Thüringische Landeszeitung (Erfurt)
Warum Greta nicht zur Klimakonferenz fährt
Scharm el-Scheich: Was Klimaprotest in einem Land bedeutet, in dem Meinungsäußerungen gefährlich werden können
Berlin. Greta Thunberg wird nicht da sein, in den stark klimatisierten Konferenzhallen in Scharm elScheich, die die Weltklimakonferenz beherbergen. Die weltbekannte Aktivistin hatte im Voraus abgewunken. Eine Möglichkeit zum „Greenwashing“und zum Betrug sei die Konferenz. Der Raum für die Zivilgesellschaft werde sehr begrenzt sein, sagte Thunberg. „Es wird schwierig sein für Aktivisten, sich Gehör zu verschaffen.“
Für Thunberg ist es eine fast zurückhaltende Formulierung. Denn die Klimakonferenz findet statt in einem Land, in dem Kritik und freie Meinungsäußerungen eine gefährliche Angelegenheit geworden sind.
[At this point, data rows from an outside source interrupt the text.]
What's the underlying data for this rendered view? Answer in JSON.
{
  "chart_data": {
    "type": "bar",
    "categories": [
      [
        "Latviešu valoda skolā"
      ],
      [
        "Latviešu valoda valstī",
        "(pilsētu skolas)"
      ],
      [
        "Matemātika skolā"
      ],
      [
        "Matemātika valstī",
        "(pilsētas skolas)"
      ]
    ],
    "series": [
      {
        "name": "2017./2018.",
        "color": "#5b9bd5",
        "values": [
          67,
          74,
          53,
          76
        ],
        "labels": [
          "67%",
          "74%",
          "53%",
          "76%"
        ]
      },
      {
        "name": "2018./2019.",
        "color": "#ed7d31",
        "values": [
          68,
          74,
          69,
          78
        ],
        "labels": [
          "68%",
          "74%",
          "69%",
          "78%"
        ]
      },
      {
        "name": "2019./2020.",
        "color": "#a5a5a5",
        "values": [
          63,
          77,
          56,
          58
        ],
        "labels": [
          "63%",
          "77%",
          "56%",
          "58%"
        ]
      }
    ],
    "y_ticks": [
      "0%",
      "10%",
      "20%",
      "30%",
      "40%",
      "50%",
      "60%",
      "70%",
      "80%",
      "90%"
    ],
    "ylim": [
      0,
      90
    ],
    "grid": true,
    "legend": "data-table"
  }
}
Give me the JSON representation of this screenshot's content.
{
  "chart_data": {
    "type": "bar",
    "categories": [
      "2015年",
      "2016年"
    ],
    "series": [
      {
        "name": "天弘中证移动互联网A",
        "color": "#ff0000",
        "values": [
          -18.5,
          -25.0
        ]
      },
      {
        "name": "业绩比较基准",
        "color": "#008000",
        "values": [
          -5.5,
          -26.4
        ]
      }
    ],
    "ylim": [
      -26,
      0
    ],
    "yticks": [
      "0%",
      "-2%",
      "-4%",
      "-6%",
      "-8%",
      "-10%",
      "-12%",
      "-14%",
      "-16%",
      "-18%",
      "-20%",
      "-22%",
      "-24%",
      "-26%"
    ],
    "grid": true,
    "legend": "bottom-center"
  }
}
Für die Aktivistinnen und Aktivisten, die aus der ganzen Welt zur COP27 gereist sind, bedeutet der Konferenzort ein hartes Pflaster.
Menschenrechtsorganisationen zeichnen von der Situation in Ägypten unter der Regierung von Präsident Abdel Fattah al-Sisi seit Jahren ein düsteres Bild: Rund 60.000 Regierungskritiker sind inhaftiert, Presse- und Versammlungsfreiheit stark eingeschränkt. Aus den Gefängnissen gibt es Berichte von brutalen Haftbedingungen und Folter.
Beispielhaft für den Umgang mit unliebsamen Stimmen steht der Fall des Bloggers und Demokratieaktivisten Alaa Abdel Fattah, der als eine der Führungsfiguren während der ägyptischen Revolution galt. Der 40-Jährige ist zum wiederholten Mal in Haft – und hat nach 200 Tagen Hungerstreik kurz vor Beginn der Konferenz angekündigt, auch kein Wasser mehr zu trinken. Bundeskanzler Olaf Scholz und andere westliche Regierungschefs haben sich bei al-Sisi für ihn eingesetzt. Fattahs Familie fürchtet, dass er zwangsernährt wird.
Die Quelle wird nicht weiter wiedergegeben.